That's a steep climb from the 15,247 and 15,812 people talking about Johnson and Stein, respectively, back on May 2.


The greatest spike in conversation occurred on July 26 and 27, timed with the Democratic National Convention in Philadelphia. On July 26, 484,615 people generated 1,440,818 interactions related to Johnson while 461,314 people generated 1.3 million interactions related to Stein.

Both Johnson and Stein attended the DNC and made splashes in an effort to lure voters. For instance, Johnson sat at Facebook's booth and interviewed with Reason magazine. Stein gave several speeches, including one at a rally held by Black Men for Bernie.

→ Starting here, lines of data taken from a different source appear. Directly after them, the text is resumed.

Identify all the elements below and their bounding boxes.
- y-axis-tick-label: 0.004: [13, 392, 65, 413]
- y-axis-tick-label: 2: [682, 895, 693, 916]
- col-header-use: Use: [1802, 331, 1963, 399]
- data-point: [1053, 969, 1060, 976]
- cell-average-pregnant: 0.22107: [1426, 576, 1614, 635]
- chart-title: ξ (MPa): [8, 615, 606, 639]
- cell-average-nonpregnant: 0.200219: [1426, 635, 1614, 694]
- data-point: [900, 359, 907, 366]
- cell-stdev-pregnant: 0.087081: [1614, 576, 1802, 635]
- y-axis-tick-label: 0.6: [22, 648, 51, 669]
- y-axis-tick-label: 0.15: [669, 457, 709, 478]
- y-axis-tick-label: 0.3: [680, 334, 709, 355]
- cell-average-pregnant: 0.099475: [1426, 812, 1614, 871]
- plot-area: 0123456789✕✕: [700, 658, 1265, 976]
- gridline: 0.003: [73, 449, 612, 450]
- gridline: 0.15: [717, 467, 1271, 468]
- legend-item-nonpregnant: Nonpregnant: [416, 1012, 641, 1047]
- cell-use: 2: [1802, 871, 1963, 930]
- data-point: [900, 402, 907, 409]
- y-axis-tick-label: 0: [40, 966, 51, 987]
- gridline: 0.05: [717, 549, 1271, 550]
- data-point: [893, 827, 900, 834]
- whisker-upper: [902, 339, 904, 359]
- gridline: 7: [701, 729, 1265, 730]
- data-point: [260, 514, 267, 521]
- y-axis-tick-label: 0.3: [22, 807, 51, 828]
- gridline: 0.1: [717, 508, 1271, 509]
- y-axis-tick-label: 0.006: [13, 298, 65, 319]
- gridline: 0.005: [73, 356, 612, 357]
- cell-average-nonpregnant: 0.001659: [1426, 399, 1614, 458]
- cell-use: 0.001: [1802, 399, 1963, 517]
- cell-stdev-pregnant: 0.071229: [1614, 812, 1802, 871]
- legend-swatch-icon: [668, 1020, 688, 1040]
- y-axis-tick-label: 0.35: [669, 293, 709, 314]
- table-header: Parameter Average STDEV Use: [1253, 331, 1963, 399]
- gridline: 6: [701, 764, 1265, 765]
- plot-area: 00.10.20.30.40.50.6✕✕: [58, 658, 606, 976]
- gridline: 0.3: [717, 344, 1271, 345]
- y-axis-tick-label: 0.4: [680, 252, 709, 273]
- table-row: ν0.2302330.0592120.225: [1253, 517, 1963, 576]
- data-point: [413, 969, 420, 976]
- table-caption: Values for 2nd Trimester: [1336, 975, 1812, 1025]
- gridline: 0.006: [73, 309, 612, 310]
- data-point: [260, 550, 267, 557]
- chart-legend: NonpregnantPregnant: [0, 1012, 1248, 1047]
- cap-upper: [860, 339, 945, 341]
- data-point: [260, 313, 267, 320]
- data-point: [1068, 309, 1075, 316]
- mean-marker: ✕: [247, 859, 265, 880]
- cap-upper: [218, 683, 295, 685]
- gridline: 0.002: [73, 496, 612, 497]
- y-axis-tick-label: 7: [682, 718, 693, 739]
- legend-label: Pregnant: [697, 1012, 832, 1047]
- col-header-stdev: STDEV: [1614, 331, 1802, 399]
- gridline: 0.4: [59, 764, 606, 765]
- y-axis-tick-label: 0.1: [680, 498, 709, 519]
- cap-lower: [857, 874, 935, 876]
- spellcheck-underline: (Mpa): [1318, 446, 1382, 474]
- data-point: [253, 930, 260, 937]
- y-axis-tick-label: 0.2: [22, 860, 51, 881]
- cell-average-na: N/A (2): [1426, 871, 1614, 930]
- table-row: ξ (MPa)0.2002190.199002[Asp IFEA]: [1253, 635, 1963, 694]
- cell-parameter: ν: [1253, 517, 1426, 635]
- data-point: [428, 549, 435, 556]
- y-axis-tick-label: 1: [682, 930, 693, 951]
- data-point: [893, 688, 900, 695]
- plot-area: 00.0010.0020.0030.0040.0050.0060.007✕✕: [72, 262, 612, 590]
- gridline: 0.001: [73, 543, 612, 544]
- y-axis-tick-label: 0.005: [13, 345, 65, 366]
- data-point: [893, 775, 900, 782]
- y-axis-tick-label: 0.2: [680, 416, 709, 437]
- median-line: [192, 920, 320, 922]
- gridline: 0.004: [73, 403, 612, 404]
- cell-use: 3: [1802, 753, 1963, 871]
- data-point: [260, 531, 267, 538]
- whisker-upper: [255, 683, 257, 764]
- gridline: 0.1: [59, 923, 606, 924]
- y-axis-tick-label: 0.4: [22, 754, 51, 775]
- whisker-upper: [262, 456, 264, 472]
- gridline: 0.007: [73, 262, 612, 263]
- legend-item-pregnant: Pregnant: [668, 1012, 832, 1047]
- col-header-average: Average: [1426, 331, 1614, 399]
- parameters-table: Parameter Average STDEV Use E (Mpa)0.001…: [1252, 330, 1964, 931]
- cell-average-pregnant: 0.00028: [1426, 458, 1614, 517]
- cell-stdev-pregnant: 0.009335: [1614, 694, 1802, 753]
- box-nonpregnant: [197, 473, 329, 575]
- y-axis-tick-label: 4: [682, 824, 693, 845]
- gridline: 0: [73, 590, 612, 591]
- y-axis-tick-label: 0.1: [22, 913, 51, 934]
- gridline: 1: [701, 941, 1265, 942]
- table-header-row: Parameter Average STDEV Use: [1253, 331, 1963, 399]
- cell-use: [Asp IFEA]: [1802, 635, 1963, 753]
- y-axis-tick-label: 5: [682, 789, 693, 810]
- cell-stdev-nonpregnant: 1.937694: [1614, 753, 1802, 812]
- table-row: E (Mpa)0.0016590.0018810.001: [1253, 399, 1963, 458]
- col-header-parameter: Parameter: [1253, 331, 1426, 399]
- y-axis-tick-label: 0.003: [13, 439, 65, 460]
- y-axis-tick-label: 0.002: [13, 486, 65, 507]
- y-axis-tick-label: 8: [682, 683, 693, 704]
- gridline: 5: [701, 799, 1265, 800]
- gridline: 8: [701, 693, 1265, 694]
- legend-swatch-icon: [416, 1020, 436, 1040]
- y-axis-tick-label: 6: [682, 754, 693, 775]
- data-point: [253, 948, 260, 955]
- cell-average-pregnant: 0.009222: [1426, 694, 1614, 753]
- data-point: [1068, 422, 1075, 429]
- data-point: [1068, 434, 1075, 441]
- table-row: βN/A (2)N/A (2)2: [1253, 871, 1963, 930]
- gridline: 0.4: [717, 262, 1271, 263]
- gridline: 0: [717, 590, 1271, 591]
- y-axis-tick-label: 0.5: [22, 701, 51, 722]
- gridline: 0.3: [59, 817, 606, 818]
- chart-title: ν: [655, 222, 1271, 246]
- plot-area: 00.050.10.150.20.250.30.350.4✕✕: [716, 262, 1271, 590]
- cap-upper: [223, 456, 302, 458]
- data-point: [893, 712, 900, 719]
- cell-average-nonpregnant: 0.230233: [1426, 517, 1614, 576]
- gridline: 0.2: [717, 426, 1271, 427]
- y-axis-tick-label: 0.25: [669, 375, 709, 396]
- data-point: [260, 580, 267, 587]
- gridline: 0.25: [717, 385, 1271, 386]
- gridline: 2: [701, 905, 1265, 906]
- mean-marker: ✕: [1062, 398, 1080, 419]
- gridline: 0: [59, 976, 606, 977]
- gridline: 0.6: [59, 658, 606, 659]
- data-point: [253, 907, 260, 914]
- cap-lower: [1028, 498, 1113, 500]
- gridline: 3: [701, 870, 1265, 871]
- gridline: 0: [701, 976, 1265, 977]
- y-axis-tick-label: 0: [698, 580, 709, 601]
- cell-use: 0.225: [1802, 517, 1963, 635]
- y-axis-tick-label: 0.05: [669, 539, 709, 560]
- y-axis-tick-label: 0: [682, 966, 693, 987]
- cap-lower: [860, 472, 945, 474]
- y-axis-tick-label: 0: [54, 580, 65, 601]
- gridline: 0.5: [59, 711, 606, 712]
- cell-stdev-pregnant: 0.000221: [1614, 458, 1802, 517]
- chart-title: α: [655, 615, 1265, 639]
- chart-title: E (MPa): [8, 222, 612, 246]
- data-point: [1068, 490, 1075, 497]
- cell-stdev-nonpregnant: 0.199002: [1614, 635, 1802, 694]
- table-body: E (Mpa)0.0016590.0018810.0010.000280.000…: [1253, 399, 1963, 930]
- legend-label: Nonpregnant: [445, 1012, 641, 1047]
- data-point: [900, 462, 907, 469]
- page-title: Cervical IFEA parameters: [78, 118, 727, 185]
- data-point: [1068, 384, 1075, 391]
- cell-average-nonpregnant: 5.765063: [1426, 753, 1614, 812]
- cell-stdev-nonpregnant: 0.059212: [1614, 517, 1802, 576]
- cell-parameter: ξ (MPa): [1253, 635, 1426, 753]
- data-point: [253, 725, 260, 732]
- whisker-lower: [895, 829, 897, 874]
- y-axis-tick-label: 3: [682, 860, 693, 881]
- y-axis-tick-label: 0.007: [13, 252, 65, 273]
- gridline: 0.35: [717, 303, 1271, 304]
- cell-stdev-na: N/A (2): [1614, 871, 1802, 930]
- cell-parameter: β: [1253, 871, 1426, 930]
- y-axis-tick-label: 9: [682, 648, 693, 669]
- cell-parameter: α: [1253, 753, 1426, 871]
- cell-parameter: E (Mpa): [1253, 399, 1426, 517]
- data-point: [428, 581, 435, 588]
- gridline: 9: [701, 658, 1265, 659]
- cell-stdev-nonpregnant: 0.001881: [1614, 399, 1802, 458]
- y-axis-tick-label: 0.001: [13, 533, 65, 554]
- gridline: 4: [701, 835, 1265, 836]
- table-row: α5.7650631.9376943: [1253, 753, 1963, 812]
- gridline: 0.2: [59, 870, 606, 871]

Days before the convention, Stein accused the DNC of sabotaging Democratic presidential candidate Bernie Sanders' campaign:

Prior to the RNC, where the second highest spike occurred, Stein referred to herself as the "plan B for Bernie Sanders" in an interview with NPR, which may have contributed to her overtaking Johnson.

The last month's conversation level pales in comparison to Trump and Clinton. From July 10 to Aug. 9, 49.4 million people were discussing Trump on Facebook and generating 640.1 million interactions. For Clinton, it was 40.9 million people generated 452.5 million interactions.

Overall, more than 100 million people in the U.S. have discussed the presidential election on Facebook. The social network has 205 million users in the U.S. so that translates to about half of their audience.

The data Facebook by provided does not include sentiment from users.

But the trajectory upwards in conversation for third-party candidates aligns with rising interest in the polls for Johnson. He reached 10 percent in an average of the ABC News/Washington Post, CBS News/New York Times, CNN, Fox News and NBC News/Wall Street Journal polls.

Breaking the Facebook conversation down state-by-state over the last month, Johnson is leading over Stein in nearly every state except California, DC, New York, Oregon and Vermont.

Image: bob al-greene/mashable

Johnson's dominance in conversation level over Stein is the strongest in Alabama, New Mexico (where he was a Republican governor from 1995 to 2003), Oklahoma and Utah.

Stein, who has stayed below 5 percent in recent polls, will have a chance to pitch her campaign on national TV Wednesday night. The nominee and her running mate Ajamu Baraka will be on CNN for an hour-long town hall.